At this point, I'm sure you can appreciate all the trouble we have gone to in relaying this message to you, and it has undoubtedly dampened what might be a slight feeling of discomfort at the receipt of news that you no longer exist in corporeal form as an entity on this planet. We will not be surprised in the least if you draft an apology letter to us, as an attempt to repay us for our efforts and hard work in regard to this matter. It wouldn't be the first time we have received such a letter, and really it's little more than an act of common courtesy. We would go so far as to say you would be remiss in not sending us a kind thank-you letter and a small present.

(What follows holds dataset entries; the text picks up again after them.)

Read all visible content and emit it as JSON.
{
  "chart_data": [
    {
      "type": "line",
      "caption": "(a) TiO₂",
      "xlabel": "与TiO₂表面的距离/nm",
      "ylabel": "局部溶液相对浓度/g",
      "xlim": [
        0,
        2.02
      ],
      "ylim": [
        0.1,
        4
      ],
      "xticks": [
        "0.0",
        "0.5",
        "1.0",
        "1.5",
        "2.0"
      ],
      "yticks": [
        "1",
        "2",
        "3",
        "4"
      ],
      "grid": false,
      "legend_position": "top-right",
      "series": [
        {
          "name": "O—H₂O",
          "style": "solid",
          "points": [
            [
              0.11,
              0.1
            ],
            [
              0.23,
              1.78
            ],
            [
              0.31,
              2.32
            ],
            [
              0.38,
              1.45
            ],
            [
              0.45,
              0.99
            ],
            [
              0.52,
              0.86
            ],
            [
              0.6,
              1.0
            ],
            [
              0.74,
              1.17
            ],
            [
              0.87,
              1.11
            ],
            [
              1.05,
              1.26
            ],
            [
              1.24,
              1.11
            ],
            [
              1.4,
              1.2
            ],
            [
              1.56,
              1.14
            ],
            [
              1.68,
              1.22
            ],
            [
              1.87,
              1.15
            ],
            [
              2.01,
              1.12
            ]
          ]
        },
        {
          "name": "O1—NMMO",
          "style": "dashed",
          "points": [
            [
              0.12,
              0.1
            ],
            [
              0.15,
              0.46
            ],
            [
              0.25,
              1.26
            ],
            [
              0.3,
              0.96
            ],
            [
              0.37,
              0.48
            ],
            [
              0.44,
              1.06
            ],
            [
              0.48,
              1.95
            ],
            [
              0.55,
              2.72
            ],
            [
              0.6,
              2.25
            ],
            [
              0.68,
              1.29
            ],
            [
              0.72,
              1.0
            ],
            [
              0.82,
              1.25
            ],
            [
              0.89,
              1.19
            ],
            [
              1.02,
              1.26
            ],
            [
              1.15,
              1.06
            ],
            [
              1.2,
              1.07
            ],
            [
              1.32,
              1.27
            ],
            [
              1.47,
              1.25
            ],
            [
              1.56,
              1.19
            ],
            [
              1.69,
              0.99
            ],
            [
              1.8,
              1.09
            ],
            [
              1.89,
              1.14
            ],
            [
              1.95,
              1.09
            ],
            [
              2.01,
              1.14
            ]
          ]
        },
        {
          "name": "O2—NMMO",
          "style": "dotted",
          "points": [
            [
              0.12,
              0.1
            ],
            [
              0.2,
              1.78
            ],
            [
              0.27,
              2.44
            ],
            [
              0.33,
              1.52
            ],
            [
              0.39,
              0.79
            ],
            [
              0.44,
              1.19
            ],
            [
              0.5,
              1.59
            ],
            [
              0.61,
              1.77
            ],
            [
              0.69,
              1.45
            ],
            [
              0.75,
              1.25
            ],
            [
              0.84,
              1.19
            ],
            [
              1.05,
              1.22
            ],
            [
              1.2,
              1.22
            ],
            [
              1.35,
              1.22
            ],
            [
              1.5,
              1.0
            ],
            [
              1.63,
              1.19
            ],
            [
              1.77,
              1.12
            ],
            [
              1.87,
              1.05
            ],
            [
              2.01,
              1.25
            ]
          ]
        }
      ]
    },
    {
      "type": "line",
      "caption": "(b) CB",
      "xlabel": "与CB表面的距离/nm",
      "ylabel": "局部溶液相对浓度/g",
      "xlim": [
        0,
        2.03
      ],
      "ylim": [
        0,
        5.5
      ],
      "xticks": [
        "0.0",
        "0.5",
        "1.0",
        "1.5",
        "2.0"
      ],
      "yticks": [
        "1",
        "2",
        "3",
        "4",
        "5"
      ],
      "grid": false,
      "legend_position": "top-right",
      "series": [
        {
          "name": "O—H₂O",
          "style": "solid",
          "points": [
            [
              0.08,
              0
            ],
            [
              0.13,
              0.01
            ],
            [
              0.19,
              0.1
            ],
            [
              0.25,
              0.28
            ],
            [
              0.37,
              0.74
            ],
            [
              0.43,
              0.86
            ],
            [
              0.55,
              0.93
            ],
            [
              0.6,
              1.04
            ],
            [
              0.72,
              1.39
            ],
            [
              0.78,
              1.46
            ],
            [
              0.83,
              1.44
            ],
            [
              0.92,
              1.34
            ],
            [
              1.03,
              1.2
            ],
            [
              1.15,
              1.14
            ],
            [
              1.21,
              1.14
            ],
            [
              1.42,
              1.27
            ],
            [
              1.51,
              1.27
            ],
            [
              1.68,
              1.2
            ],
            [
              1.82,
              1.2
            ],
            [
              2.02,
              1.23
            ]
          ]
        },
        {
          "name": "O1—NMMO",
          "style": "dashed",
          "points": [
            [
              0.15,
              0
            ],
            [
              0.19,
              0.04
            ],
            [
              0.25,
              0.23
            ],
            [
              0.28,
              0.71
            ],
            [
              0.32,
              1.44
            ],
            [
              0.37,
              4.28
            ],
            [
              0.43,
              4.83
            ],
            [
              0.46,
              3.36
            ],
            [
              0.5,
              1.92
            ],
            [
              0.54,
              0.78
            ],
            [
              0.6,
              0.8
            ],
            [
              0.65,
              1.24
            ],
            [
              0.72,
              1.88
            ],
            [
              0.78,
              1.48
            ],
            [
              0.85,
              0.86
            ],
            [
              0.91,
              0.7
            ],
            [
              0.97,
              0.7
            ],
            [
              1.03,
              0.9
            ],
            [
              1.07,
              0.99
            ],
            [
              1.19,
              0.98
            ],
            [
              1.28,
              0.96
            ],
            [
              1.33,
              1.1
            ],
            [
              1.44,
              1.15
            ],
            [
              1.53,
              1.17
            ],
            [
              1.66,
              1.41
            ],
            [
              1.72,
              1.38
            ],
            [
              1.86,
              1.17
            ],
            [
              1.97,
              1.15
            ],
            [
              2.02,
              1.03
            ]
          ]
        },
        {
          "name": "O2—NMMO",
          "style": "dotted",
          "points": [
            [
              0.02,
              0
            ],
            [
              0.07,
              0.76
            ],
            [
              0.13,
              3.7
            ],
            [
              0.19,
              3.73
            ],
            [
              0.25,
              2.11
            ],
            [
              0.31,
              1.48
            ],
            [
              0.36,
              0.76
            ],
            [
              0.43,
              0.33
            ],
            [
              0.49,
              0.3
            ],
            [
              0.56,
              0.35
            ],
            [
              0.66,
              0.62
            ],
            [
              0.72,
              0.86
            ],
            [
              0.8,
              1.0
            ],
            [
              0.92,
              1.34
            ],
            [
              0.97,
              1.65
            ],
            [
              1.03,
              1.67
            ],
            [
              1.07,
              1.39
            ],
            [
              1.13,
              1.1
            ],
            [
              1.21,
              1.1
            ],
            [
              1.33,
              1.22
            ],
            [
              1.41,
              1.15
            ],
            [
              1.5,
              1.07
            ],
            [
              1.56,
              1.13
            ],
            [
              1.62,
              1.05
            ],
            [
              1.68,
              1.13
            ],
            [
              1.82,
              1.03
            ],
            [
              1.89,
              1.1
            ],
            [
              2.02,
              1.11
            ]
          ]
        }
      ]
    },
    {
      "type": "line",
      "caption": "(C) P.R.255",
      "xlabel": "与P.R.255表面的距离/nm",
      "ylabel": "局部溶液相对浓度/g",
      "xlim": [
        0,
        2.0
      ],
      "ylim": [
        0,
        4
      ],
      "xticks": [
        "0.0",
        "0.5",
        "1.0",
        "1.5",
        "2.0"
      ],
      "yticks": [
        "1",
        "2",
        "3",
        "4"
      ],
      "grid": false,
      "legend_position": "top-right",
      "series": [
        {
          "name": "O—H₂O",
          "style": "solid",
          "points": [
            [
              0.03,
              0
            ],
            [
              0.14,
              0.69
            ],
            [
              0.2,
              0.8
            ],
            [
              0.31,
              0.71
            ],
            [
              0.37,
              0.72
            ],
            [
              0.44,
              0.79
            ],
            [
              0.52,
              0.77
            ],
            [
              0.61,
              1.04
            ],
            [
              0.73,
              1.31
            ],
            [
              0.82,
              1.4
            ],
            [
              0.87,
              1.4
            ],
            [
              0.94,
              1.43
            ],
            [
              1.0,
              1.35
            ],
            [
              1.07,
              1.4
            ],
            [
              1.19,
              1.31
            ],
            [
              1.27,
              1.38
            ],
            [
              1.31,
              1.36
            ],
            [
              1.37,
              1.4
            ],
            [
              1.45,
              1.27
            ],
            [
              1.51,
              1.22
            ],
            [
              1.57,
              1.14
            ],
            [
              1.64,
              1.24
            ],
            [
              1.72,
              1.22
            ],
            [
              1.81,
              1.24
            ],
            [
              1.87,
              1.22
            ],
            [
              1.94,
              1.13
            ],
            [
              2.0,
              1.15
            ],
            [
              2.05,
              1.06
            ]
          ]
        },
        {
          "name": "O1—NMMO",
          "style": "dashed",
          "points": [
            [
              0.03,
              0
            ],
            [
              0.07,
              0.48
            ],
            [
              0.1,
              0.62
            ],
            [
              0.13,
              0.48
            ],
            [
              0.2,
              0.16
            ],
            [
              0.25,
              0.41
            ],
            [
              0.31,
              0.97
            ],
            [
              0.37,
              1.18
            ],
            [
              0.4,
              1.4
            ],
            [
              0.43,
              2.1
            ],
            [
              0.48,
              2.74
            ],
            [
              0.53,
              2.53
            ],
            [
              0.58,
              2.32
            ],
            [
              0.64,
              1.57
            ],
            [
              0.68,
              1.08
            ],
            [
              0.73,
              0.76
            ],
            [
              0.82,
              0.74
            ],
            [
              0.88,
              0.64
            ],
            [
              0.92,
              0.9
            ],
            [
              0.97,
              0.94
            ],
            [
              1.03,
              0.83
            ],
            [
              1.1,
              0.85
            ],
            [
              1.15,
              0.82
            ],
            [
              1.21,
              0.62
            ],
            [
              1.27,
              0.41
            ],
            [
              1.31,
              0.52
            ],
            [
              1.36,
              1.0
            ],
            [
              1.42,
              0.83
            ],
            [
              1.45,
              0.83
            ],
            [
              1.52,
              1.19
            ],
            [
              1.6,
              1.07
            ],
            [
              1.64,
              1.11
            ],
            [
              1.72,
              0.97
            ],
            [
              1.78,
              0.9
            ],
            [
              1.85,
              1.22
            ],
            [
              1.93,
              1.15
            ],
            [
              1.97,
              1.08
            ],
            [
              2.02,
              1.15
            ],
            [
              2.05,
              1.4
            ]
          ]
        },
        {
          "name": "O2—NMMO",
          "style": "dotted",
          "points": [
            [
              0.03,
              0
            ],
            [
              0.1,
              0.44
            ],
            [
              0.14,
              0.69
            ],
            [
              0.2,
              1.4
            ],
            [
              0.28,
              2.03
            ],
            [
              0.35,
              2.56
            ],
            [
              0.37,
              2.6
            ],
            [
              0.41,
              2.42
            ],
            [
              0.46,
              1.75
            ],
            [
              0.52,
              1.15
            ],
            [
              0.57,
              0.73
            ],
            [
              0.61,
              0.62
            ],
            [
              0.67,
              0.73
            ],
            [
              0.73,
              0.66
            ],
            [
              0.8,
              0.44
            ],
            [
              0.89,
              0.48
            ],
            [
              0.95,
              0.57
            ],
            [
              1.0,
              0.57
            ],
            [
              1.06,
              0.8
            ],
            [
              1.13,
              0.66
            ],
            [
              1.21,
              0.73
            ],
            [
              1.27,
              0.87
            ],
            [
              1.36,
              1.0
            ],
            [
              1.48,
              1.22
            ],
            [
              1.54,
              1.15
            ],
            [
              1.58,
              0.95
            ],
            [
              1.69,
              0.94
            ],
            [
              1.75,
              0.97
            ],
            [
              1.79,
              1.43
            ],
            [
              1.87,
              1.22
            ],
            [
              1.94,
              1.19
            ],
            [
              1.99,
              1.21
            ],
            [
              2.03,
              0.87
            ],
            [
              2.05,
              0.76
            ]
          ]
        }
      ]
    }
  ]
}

Is that really too much to ask? This is a personal request from the writer of this letter, to you. I've been asked not to use my name, only the names of my employers, but this has become a highly personal correspondence. All I ask for in return for my generous notification letter is a thank you, a gift, and a warm embrace and a kiss. Just a hug and a kiss! I may not look like much, but I think I could make you really happy. We could build a happy home together and prepare meals and get in a playful laundry fight in the laundry room, and get on a plane and take a trip to a place that neither of us has ever been to but we both will pretend to know a lot about. We could dog-sit for friends when they're out of town and child-rear when the time is right. That's all I ask.
Any appeals to this highly urgent legal matter may be lodged at the court office on the 27th of next month, starting at 8:00 AM. We suggest that you get there early to avoid an extended wait time period.